Additionally, even if an application crashes (segfault, SIGKILL, system
crash) and hence GNUNET_FS_stop
is never called and no SUSPEND
events are generated, operations are still resumed (with RESUME
events). This is implemented by constantly writing the current state of
the file-sharing operations to disk. Specifically, the current state is
always written to disk whenever anything significant changes (the
exception are block-wise progress in publishing and unindexing, since
those operations would be slowed down significantly and can be resumed
cheaply even without detailed accounting). Note that if the process
crashes (or is killed) during a serialization operation, FS does not
guarantee that this specific operation is recoverable (no strict
transactional semantics, again for performance reasons). However, all
other unrelated operations should resume nicely.
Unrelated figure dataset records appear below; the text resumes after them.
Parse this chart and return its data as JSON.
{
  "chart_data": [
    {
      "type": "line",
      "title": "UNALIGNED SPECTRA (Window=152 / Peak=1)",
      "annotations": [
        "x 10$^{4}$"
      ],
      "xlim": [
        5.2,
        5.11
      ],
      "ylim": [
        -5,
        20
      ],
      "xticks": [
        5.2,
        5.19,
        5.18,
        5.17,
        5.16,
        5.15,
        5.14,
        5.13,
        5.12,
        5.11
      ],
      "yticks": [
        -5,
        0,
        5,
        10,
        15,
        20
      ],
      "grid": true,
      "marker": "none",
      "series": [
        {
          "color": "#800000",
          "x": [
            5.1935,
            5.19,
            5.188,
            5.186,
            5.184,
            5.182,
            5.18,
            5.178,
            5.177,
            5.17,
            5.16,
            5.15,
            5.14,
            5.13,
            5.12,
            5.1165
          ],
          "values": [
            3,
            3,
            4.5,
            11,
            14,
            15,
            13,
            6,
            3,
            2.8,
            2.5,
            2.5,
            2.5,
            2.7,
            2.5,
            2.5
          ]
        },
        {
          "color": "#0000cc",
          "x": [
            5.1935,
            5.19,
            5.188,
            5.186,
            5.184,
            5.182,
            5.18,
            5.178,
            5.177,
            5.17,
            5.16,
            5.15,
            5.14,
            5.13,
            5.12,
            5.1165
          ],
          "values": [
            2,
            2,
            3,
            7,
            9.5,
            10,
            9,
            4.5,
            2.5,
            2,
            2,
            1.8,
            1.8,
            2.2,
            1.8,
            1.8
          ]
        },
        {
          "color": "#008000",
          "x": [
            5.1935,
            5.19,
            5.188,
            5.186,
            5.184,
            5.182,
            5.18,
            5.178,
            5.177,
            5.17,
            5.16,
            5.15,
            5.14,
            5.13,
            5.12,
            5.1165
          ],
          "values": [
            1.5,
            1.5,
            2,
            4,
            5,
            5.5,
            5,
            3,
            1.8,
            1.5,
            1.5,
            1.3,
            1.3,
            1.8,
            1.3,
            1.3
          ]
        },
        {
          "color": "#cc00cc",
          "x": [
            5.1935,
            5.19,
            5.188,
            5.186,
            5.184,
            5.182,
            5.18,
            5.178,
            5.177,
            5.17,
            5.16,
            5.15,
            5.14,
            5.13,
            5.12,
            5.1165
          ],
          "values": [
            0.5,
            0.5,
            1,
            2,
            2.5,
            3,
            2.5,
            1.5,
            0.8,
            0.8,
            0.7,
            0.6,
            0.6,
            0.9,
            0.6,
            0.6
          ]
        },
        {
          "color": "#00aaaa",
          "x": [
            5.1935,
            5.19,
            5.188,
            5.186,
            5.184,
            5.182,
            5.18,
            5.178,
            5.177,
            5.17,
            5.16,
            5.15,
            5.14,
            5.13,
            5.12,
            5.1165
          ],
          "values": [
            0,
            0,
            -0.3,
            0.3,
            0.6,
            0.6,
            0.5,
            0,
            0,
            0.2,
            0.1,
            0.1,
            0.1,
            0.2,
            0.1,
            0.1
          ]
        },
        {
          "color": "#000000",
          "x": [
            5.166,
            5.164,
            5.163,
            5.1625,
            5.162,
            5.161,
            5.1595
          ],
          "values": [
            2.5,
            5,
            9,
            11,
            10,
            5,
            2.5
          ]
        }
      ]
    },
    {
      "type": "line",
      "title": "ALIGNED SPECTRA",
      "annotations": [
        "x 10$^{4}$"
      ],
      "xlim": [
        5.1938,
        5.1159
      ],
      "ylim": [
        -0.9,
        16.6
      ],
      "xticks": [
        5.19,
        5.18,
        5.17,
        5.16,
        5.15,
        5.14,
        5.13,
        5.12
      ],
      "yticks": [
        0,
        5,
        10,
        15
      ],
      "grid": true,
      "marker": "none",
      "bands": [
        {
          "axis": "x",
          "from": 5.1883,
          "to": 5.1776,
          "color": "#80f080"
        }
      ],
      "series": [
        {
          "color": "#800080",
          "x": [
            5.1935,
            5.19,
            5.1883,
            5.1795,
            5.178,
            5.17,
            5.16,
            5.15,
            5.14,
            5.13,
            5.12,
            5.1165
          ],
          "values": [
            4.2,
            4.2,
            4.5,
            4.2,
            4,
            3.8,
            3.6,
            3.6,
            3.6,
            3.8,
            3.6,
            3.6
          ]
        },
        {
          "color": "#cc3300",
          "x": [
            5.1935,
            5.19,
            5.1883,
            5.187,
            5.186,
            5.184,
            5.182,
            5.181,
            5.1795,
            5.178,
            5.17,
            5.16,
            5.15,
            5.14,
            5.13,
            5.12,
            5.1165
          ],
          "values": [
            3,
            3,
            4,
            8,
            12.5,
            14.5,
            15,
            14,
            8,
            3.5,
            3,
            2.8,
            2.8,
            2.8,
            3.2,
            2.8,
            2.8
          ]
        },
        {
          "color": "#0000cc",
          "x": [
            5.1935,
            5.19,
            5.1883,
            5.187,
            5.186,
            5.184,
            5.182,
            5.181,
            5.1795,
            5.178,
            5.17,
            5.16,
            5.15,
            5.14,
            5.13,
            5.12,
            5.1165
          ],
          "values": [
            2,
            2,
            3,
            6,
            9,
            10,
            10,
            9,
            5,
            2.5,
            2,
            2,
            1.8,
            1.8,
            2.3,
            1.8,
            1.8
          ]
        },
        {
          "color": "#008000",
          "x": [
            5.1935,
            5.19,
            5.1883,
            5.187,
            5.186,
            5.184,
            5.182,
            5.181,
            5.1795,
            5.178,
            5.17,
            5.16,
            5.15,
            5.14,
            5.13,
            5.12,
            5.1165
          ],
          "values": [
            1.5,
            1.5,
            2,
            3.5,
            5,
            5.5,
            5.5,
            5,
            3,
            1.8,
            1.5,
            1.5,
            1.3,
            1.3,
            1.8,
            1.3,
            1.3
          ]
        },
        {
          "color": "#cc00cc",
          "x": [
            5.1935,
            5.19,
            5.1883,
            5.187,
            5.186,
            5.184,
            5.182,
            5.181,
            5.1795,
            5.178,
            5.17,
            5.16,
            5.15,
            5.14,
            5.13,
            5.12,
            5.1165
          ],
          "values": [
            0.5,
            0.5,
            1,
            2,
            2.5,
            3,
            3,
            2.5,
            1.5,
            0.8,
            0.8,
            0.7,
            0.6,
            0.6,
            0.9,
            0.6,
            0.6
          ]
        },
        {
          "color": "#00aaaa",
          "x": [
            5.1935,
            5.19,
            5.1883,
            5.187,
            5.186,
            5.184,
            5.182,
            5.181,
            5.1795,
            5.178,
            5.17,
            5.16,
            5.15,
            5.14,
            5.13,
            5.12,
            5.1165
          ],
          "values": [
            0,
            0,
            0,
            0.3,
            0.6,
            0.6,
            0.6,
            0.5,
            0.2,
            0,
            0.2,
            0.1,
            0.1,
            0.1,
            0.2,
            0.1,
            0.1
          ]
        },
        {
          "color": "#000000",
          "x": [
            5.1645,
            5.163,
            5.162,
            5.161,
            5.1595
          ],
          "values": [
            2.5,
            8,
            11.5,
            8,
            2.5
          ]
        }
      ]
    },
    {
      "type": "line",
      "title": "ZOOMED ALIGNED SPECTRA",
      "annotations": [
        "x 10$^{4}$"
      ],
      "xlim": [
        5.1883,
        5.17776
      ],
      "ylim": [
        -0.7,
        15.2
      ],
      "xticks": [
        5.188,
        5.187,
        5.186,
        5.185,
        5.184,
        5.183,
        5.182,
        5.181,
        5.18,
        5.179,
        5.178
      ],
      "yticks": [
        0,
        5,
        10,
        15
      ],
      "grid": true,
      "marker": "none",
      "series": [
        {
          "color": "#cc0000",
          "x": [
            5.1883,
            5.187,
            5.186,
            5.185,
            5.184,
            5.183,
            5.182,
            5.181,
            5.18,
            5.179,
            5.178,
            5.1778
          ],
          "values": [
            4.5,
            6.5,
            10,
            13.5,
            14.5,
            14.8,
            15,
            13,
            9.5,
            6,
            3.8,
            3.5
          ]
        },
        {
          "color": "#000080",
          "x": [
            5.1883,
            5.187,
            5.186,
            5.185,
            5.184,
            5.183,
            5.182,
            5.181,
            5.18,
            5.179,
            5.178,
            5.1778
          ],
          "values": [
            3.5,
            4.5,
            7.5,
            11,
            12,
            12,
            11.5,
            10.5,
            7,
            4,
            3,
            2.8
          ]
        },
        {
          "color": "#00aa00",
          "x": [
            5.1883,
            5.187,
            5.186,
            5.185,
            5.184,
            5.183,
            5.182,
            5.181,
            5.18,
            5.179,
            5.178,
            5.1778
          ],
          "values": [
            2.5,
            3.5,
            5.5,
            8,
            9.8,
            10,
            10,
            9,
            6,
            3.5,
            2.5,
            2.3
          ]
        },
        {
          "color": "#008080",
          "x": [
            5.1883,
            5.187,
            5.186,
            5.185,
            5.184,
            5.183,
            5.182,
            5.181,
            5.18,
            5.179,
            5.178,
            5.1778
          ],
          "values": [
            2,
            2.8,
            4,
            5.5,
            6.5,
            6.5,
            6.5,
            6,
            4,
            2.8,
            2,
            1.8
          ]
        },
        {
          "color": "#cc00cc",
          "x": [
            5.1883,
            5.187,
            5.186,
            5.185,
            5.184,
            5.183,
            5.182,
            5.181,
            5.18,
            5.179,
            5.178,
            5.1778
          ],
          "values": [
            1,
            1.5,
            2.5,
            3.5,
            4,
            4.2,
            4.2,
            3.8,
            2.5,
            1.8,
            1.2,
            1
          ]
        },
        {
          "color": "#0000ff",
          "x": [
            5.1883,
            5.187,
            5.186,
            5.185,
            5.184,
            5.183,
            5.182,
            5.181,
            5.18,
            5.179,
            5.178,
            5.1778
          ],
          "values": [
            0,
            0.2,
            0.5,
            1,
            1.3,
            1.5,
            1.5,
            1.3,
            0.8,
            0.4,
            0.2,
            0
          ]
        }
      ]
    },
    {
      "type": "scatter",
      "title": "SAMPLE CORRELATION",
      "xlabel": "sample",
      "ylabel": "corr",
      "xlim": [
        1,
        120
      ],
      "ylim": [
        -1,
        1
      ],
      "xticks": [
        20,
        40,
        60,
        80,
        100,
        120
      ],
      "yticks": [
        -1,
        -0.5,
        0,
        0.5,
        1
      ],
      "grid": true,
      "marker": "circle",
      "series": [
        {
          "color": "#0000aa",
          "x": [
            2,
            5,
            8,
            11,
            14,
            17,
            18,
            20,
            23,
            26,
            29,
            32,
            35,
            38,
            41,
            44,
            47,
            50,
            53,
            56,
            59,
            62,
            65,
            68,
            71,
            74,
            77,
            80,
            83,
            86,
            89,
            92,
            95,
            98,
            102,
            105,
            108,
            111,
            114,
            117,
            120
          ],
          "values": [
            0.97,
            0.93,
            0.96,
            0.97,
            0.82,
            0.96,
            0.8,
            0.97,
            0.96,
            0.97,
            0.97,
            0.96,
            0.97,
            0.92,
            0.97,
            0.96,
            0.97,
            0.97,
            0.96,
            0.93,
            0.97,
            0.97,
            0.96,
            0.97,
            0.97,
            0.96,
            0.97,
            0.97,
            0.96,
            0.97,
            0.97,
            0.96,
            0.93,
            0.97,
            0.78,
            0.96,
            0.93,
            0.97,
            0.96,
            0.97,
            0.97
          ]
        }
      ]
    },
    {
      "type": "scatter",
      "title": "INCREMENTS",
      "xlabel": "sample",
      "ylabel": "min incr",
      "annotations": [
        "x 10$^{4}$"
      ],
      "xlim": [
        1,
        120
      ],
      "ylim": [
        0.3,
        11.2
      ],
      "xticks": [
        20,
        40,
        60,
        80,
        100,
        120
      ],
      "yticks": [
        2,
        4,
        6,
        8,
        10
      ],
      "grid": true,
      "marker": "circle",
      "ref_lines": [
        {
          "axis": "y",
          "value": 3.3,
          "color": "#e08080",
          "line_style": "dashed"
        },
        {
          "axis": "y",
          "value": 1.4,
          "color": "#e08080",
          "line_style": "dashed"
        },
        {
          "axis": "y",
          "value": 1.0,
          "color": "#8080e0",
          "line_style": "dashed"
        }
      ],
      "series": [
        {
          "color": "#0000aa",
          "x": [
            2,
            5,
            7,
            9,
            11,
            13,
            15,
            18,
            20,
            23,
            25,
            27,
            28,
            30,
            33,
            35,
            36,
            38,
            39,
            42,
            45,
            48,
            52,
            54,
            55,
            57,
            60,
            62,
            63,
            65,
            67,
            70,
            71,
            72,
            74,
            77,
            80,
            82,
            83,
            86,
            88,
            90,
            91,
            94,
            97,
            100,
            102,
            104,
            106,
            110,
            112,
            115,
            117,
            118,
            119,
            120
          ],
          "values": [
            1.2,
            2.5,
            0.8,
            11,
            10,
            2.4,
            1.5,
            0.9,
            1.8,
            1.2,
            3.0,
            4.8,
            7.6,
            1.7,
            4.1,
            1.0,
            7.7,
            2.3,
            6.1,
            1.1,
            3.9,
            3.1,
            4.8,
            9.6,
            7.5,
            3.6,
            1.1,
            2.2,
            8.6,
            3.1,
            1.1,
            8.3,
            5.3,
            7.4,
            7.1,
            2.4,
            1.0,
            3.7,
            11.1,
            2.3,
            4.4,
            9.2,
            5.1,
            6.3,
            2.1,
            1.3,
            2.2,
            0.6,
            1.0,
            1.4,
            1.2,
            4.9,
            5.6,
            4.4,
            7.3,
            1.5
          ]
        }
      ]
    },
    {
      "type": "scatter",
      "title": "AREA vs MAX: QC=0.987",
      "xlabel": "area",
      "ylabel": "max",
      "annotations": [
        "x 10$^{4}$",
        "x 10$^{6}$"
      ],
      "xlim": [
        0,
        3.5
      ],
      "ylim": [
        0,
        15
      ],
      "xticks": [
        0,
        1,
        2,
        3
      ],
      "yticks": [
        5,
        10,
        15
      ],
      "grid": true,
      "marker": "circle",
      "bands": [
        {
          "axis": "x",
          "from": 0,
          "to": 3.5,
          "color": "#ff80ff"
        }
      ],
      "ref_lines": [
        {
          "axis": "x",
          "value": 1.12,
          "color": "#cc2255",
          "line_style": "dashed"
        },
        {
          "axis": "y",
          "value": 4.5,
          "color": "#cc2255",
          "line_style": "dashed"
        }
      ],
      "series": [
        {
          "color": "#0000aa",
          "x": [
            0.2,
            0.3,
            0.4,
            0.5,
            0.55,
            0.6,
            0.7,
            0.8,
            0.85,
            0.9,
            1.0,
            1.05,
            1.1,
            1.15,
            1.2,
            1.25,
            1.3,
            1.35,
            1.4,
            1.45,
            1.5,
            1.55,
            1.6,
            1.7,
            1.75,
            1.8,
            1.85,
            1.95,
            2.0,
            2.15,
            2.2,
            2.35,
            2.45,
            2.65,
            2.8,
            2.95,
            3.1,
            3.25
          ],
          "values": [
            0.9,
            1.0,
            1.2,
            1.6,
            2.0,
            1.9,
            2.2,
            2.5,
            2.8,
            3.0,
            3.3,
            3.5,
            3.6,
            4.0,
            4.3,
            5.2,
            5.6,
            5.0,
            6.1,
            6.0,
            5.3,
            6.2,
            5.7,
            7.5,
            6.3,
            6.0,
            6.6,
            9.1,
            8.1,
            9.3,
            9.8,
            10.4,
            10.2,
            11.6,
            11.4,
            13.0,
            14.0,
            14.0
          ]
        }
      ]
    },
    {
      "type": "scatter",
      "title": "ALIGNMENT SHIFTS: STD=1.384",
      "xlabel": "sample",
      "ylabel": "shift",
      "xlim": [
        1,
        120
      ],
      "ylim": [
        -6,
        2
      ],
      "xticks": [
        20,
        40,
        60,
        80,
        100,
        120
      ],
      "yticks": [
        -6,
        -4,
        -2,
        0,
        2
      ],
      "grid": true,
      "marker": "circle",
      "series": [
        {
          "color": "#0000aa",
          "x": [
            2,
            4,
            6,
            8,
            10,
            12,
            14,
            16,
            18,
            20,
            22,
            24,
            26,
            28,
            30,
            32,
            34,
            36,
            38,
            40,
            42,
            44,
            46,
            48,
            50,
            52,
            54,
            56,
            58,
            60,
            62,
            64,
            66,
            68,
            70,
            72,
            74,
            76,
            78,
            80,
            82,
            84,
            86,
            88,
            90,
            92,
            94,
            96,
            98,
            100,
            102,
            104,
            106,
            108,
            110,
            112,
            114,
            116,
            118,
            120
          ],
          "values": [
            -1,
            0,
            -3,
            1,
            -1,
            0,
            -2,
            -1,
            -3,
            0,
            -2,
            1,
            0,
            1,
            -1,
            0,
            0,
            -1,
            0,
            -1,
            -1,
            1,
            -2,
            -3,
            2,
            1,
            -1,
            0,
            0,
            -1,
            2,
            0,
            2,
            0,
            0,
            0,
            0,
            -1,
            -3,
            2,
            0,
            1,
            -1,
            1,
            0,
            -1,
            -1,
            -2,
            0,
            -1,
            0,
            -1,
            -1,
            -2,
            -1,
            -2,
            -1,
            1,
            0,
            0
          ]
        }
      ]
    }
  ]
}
Since we need to serialize the state continuously and want to recover as
much as possible even after crashing during a serialization operation,
we do not use one large file for serialization. Instead, several
directories are used for the various operations. When
GNUNET_FS_start
executes, the master directories are scanned for
files describing operations to resume. Sometimes, these operations can
refer to related operations in child directories which may also be
resumed at this point. Note that corrupted files are cleaned up
automatically. However, dangling files in child directories (those that
are not referenced by files from the master directories) are not
automatically removed.
Persistence data is kept in a directory that begins with the
"STATE_DIR" prefix from the configuration file (by default,
"$SERVICEHOME/persistence/") followed by the name of the client as
given to GNUNET_FS_start
(for example, "gnunet-gtk") followed by
the actual name of the master or child directory.
The names for the master directories follow the names of the operations:
"search"
"download"
"publish"
"unindex"
Each of the master directories contains names (chosen at random) for each active top-level (master) operation. Note that a download that is associated with a search result is not a top-level operation.
In contrast to the master directories, the child directories are only consulted when another operation refers to them. For each search, a subdirectory (named after the master search synchronization file) contains the search results. Search results can have an associated download, which is then stored in the general "download-child" directory. Downloads can be recursive, in which case children are stored in subdirectories mirroring the structure of the recursive download (either starting in the master "download" directory or in the "download-child" directory depending on how the download was initiated). For publishing operations, the "publish-file" directory contains information about the individual files and directories that are part of the publication. However, this directory structure is flat and does not mirror the structure of the publishing operation. Note that unindex operations cannot have associated child operations.